Seçmen siyasi içeriktense siyasi performansa ilgi gösteriyor

Araştırmanın ortaya koyduğu üzere, seçmen, adayların vaatleriyle uzun uzadıya ilgilenmiyor. Adayların söylemlerinin siyasi içeriğiyle de ilgilenmiyor. Seçmenin ilgisini olsa olsa siyasetin performatif kısmı çekebiliyor. Yani, adayların “ne” söylediklerindense “nasıl” söyledikleri, kendilerini sahnede yahut sahada nasıl taşıdıkları, nasıl göründükleri, ne kadar dayanıklı durdukları, ne kadar becerikli yahut kıvrak zekalı oldukları ilgi uyandırıyor. Bütün bunlara bakarak ise seçmen aslında bir tek temel sorunun cevabını arıyor: hangisi benim için daha iyi kavga edebilir?

Bunun sebebi şu: Seçmen kendini içten içe o kadar güçsüz ve etkisiz, siyaseti o kadar karmaşık ve öngörülemez, siyasi kurum ve aktörleri ise o kadar güvenilmez görüyor ki, siyaseti çözüp şekillendirmek için uğraşmayı, buna emek ve zaman harcamayı boşa gidecek bir yatırım olarak görüyor. Bu yüzden de mevcut şartlar altında yapabileceği en “akıllıca” işin, en güvendiği ve en güçlü gördüğü lideri seçip onun arkasında durmak ve onun kendisi için karar vermesine, siyasetin “kötüleriyle” onun yerine kavga etmesine izin vermek olduğunu düşünüyor.

Bu arayış kimi koltuğa taşıyacak?

2023 seçimlerinde Erdoğan’ın bu işi Kılıçdaroğlu’ndan daha iyi yapacağını düşünen seçmen, tüm şikayetlerine rağmen tercihini Erdoğan’dan yana kullandı. Kılıçdaroğlu, belki içgüdüsel bir şekilde, belki danışmanlarının geri bildirimiyle bunu son aşamada farkedip, ikinci tura masayı, göğsünü yumruklayan görüntülerle çıktı. Fakat bu tuhaf performans sahici bulunmadı ve satın alınmadı. Tersine, onda olmayanın büsbütün altının çizilmesine yol açtı.
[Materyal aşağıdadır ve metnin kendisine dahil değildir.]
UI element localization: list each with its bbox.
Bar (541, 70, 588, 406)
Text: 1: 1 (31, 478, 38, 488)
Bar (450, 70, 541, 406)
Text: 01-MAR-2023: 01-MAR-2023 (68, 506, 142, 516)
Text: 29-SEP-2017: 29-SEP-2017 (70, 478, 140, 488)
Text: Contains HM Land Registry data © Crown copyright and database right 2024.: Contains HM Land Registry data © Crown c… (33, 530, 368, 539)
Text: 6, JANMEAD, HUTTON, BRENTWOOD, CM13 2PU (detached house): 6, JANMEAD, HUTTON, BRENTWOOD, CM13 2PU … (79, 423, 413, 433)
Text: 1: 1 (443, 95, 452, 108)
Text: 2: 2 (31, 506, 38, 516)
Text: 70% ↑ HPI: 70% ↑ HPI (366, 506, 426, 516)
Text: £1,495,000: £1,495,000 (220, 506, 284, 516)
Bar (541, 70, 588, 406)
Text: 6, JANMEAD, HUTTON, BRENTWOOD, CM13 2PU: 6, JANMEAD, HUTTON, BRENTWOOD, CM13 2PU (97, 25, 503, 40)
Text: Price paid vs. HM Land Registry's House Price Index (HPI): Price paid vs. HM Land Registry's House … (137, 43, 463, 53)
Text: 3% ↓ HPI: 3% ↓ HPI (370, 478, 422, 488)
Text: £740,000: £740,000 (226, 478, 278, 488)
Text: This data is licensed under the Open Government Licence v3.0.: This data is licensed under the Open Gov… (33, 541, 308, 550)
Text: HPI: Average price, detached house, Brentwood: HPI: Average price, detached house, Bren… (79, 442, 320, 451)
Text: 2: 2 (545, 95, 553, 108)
Peki bu arayış 2024 seçimlerinde kimleri koltuğa taşıyacak? Araştırmamızın odaklandığı İstanbul seçimlerinden örnek verelim.

Oyu çoktan belli olan ideologları bir kenara bırakır, gerçekten bir “seçim” yapacak olan seçmenlere baktığımızda diyebiliriz ki, Murat Kurum’a oy verenler, onu, arkasında bulunan Erdoğan’ın gücünden ötürü tercih ediyorlar. Bu seçmenler aslında ne Erdoğan, ne AKP, ne de Kurum konusunda bir büyülenme içindeler. Fakat iktidarın “merkez-yerel işbirliği olmazsa hizmet aksar” söyleminden etkilenmiş durumdalar.

“Seçmen kendisi için kavga edebilecek lider arıyor”

İmamoğlu’nu tercih eden seçmen ise aradığı gücü doğrudan İmamoğlu’nda, onun şahsında, sözlerinde, bedeninde gördüğü için onun safında bulunan seçmen. İmamoğlu, 2019’da Erdoğan’a karşı meydan okuyuşuyla artık sahada Erdoğan’dan başka bir savaşcı daha olduğunu ve bundan böyle arkasına dizilenler için bu yolda ne kavga vermek gerekiyorsa vereceğini vaat etti. Ceketini çıkarıp gömleğinin kollarını sıvadığı görüntü seçmeni tam da bu sembolizm sebebiyle heyecanlandırdı. Bugün yalnız Türkiye’de değil dünyanın pek çok yerinde seçmen kendine “diplomatik” bir figür değil, onun için gömleğinin kollarını sıvayıp kavga edebilecek birini arıyor çünkü.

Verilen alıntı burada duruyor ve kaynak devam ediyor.